Caralho. Caminho encostado às paredes. Os ouvidos são atacados por uma febre mentecapta. As pernas sangram como pêssegos podres junto aos pés. O chão move-se parvo com sua sujidade. Puta que o pariu. As mãos estão inertes como uma bota esquecida. Custa-me andar. Pobres articulações com ponteiros viciados.

Há ferrugem nos calcanhares. Os olhos lentos são uma janela encardida.

A carcaça arrasta-se como o mundo. Esse jardim no infinito que a humanidade fode e infecta. Um lugarejo cósmico alcatifado por uma sociedade de deuses e regado a petróleo. Onde pontificam grandes líderes envernizados pela nata abastada. Arrotam progresso ao esventrar a terra. Que se fodam. Saio da sala de espera onde espantalhos humanos se babam e vou para uma cabine telefónica falar com o auscultador. Procuro fazê-lo com sensualidade. Falho. Irónica e cáustica era a voz que queria mas só sai gordura de peixe. A decadência não anula a decência e por isso olho a piça ao espelho na terceira vez que vou urinar. Não tem mau aspecto.

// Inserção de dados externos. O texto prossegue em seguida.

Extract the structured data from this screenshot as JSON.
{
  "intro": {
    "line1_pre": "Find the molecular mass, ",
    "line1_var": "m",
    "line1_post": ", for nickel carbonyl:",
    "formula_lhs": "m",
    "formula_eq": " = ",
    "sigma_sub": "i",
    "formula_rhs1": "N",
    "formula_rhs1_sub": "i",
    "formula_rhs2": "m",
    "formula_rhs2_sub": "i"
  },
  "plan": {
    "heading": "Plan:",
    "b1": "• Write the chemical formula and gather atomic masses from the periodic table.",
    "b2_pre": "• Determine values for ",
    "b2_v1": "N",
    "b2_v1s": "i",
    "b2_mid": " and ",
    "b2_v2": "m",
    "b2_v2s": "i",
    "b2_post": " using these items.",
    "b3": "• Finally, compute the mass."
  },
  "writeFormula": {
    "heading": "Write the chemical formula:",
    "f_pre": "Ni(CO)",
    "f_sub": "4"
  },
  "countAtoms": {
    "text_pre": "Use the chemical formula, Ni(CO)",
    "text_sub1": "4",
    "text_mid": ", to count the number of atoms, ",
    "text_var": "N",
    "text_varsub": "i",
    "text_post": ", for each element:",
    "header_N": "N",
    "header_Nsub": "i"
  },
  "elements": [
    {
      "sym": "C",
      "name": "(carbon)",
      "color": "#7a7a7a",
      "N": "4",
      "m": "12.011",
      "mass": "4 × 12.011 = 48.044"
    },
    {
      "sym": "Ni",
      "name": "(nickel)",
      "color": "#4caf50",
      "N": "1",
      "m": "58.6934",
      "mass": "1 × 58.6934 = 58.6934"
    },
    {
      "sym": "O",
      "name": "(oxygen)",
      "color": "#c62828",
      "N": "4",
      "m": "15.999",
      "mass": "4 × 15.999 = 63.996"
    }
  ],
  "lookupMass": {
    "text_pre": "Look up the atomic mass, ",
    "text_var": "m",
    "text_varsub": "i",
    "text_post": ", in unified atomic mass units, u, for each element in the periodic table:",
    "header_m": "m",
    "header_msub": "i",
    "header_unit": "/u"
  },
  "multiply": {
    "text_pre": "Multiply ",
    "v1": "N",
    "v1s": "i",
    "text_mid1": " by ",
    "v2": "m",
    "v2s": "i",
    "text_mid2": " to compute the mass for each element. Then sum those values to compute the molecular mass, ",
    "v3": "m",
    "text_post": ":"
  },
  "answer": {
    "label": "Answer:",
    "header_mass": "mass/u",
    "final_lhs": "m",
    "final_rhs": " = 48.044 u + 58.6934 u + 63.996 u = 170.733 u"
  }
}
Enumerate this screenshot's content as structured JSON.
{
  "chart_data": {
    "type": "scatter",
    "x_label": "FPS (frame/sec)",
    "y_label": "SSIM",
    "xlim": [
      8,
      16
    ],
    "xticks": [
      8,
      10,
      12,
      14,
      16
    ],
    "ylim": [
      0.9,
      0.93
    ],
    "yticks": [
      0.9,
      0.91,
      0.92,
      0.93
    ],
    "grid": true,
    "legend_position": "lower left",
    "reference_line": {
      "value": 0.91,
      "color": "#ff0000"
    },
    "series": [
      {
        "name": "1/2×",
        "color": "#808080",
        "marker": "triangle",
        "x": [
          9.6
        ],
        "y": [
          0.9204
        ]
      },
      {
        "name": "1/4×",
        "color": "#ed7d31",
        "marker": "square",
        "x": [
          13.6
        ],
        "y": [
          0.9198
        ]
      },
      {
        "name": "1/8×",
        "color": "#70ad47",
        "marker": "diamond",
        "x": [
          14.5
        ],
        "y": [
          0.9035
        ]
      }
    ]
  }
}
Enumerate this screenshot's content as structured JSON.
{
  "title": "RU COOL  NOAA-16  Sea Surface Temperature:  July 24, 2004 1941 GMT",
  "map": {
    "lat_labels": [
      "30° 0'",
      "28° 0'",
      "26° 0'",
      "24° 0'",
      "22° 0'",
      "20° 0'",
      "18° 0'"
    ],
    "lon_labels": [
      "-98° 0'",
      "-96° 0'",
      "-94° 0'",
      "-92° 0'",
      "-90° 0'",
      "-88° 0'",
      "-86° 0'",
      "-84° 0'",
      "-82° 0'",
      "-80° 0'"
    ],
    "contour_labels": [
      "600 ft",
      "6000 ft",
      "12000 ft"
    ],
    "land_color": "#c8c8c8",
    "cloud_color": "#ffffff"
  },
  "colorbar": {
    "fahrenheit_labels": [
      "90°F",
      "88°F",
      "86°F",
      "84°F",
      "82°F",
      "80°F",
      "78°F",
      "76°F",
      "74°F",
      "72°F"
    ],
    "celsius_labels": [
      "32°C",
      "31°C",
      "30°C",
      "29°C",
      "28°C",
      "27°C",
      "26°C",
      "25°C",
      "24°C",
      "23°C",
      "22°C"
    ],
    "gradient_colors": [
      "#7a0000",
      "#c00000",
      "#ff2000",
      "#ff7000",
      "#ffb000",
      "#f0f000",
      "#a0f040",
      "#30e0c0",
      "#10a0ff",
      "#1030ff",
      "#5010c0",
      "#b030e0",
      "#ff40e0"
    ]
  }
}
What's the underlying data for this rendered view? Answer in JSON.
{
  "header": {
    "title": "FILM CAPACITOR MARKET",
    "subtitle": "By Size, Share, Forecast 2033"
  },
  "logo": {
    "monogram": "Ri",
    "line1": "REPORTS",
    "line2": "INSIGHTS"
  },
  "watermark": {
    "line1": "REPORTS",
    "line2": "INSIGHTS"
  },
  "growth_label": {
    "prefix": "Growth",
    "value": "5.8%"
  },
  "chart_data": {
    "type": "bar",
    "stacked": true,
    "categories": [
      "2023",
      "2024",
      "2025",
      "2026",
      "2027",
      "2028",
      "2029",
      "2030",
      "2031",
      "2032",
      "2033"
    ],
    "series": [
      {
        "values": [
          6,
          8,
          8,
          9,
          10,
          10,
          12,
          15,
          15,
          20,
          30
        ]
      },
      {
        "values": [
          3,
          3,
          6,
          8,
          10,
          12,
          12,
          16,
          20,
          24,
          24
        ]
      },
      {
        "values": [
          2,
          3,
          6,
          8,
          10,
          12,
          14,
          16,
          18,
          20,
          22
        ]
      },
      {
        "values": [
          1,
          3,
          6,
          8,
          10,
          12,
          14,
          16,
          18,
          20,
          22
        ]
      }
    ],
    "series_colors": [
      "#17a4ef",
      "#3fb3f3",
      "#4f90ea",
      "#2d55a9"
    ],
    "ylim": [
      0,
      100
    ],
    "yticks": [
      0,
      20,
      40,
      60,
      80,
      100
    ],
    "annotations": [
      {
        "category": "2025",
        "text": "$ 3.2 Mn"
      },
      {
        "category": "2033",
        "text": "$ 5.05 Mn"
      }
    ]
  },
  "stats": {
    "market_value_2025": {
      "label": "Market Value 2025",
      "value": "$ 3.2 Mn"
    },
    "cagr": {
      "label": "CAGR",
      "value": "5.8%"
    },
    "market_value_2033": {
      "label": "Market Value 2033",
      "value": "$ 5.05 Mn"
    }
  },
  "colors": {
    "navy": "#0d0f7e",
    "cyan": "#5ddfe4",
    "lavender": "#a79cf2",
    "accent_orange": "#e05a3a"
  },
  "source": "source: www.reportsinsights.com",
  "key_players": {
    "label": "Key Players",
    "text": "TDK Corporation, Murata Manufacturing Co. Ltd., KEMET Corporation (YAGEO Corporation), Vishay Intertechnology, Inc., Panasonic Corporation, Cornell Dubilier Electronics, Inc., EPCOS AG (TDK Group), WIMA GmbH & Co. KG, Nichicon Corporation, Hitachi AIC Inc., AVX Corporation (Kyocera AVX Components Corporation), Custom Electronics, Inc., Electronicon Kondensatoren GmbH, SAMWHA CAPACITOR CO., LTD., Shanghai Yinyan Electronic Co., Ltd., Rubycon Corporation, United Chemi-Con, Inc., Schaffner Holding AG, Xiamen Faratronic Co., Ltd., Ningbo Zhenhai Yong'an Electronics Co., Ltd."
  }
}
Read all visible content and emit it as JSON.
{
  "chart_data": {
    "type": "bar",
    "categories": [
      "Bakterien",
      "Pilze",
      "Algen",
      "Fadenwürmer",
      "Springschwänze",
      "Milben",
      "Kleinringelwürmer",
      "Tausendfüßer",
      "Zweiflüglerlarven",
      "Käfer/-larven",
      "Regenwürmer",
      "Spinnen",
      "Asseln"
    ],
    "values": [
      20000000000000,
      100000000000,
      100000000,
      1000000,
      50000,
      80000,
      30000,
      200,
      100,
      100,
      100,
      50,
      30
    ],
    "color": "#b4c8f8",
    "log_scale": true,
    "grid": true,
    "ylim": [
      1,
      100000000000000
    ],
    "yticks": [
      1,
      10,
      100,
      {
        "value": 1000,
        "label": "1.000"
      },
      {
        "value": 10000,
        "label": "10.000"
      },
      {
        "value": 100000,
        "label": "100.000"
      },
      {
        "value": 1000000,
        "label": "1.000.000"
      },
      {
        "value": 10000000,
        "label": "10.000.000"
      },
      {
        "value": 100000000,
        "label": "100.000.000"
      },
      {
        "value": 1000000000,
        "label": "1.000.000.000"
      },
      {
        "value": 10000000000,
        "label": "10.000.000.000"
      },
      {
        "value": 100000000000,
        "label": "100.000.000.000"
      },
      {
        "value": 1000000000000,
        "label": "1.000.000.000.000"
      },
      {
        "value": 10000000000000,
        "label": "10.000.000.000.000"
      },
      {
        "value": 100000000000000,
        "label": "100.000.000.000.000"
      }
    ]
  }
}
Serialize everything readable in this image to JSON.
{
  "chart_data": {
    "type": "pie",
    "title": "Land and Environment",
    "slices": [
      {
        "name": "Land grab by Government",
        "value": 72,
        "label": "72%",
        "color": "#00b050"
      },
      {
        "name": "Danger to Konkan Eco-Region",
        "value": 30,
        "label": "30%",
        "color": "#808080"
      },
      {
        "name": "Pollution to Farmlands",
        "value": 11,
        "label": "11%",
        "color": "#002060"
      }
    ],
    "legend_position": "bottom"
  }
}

A puta da barba é que está cada vez mais branca. E assim afirmo os pomposos gestores de tempo e morte que desfilam sob os holofotes deviam ser corridos a pontapé na tromba.

Não obstante a vida é uma brincadeira.

Assina PL um jovem carpinteiro com aspirações à carreira biplomática. E beija sua amada das orelhas ao grelinho. Mas agora ainda tem que ir dar uma palestra sobre os Físicos da Jónia antes de enlouquecer.

Abaixo os dogmas! Viva a racha da saia de Petúnia!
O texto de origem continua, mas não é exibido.